The new estimates incorporated data on the accessibility of chromatin, the bundle of DNA and proteins that make up chromosomes. When a region is involved in regulating gene expression, the chromatin “opens” to become more accessible. The amount of open chromatin can be measured and used as an indicator of regulatory activity; when combined with statistical evidence, it builds an even stronger case that the variant is causally linked to asthma.

“The GWAS associations provide sets of variants associated with the disease,” Zhong said. “So, when those variants overlap with open chromatin regions in cell types that are relevant to asthma pathogenesis like lung epithelial cells, we think that they are more likely to be causal to these asthma phenotypes.”

Zhong also included data on expression quantitative trait loci (eQTLs), genetic variants associated with differences in gene expression, and chromatin interactions from blood and lung cell types, to link fine-mapped variants to their target genes. Using this information, he built a list of likely causal genes supported by genetic evidence.

Closing the gap

The fine-mapping analysis uncovered 21 independent sets of variants (called credible sets) for adult-onset asthma and 67 for childhood-onset, with only 16% shared between the two.
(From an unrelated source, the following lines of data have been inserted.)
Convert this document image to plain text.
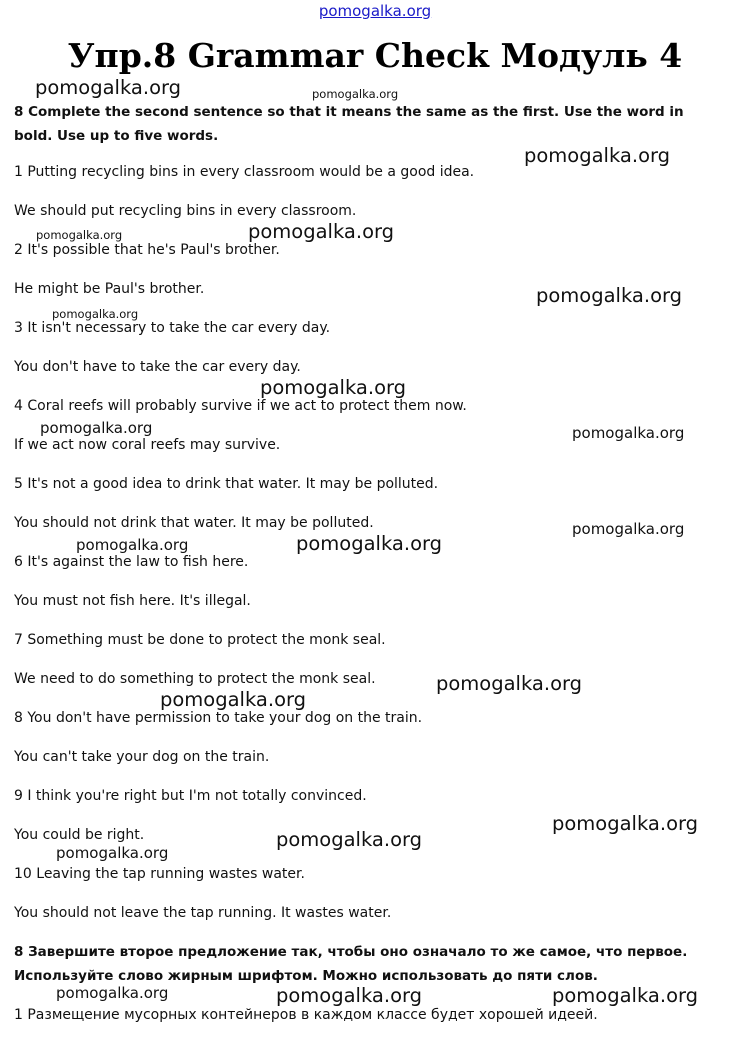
pomogalka.org
Упр.8 Grammar Check Модуль 4
8 Complete the second sentence so that it means the same as the first. Use the word in bold. Use up to five words.
1 Putting recycling bins in every classroom would be a good idea.
We should put recycling bins in every classroom.
2 It's possible that he's Paul's brother.
He might be Paul's brother.
3 It isn't necessary to take the car every day.
You don't have to take the car every day.
4 Coral reefs will probably survive if we act to protect them now.
If we act now coral reefs may survive.
5 It's not a good idea to drink that water. It may be polluted.
You should not drink that water. It may be polluted.
6 It's against the law to fish here.
You must not fish here. It's illegal.
7 Something must be done to protect the monk seal.
We need to do something to protect the monk seal.
8 You don't have permission to take your dog on the train.
You can't take your dog on the train.
9 I think you're right but I'm not totally convinced.
You could be right.
10 Leaving the tap running wastes water.
You should not leave the tap running. It wastes water.
8 Завершите второе предложение так, чтобы оно означало то же самое, что первое.
Используйте слово жирным шрифтом. Можно использовать до пяти слов.
1 Размещение мусорных контейнеров в каждом классе будет хорошей идеей.
pomogalka.org	pomogalka.org
pomogalka.org
pomogalka.org
pomogalka.org
pomogalka.org
pomogalka.org
pomogalka.org
pomogalka.org	pomogalka.org
pomogalka.org
pomogalka.org
pomogalka.org
pomogalka.org
pomogalka.org
pomogalka.org
pomogalka.org
pomogalka.org
pomogalka.org	pomogalka.org	pomogalka.org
Zhong also looked for cis-regulatory elements (CREs), short DNA sequences that control expression of nearby genes, that were linked to asthma and found 62 and 169 candidate genes for adult-onset and childhood-onset, respectively. More than 60% of these had open chromatin in different cell types, including many genes involved in immune and inflammatory responses.

The team selected six of the candidate CREs and tested them in bronchial epithelial cells to see if the variants had a regulatory effect; four of the six did, meaning their efforts are getting closer to the mark in the right kind of cells involved in asthma. The variant-to-function gap closes ever so slightly, opening the door to further studies of these candidate genes as potential targets for treatment.

 

The study was supported in part by a National Institutes of Health grant to discover genes in asthma and allergy, in collaboration with Marcelo Nobrega, MD, PhD, A.N. Pritzker Professor of Human Genetics at UChicago, Nathan Schoettler, MD, PhD, Assistant Professor of Medicine, and Anne Sperling, PhD, formerly of UChicago and now Professor of Medicine at the University of Virginia.

Additional authors include Robert Mitchell, Christine Billstrand, Emma Thompson, Noboru J. Sakabe, Ivy Aneas, Isabella M. Salamone, and Jing Gu.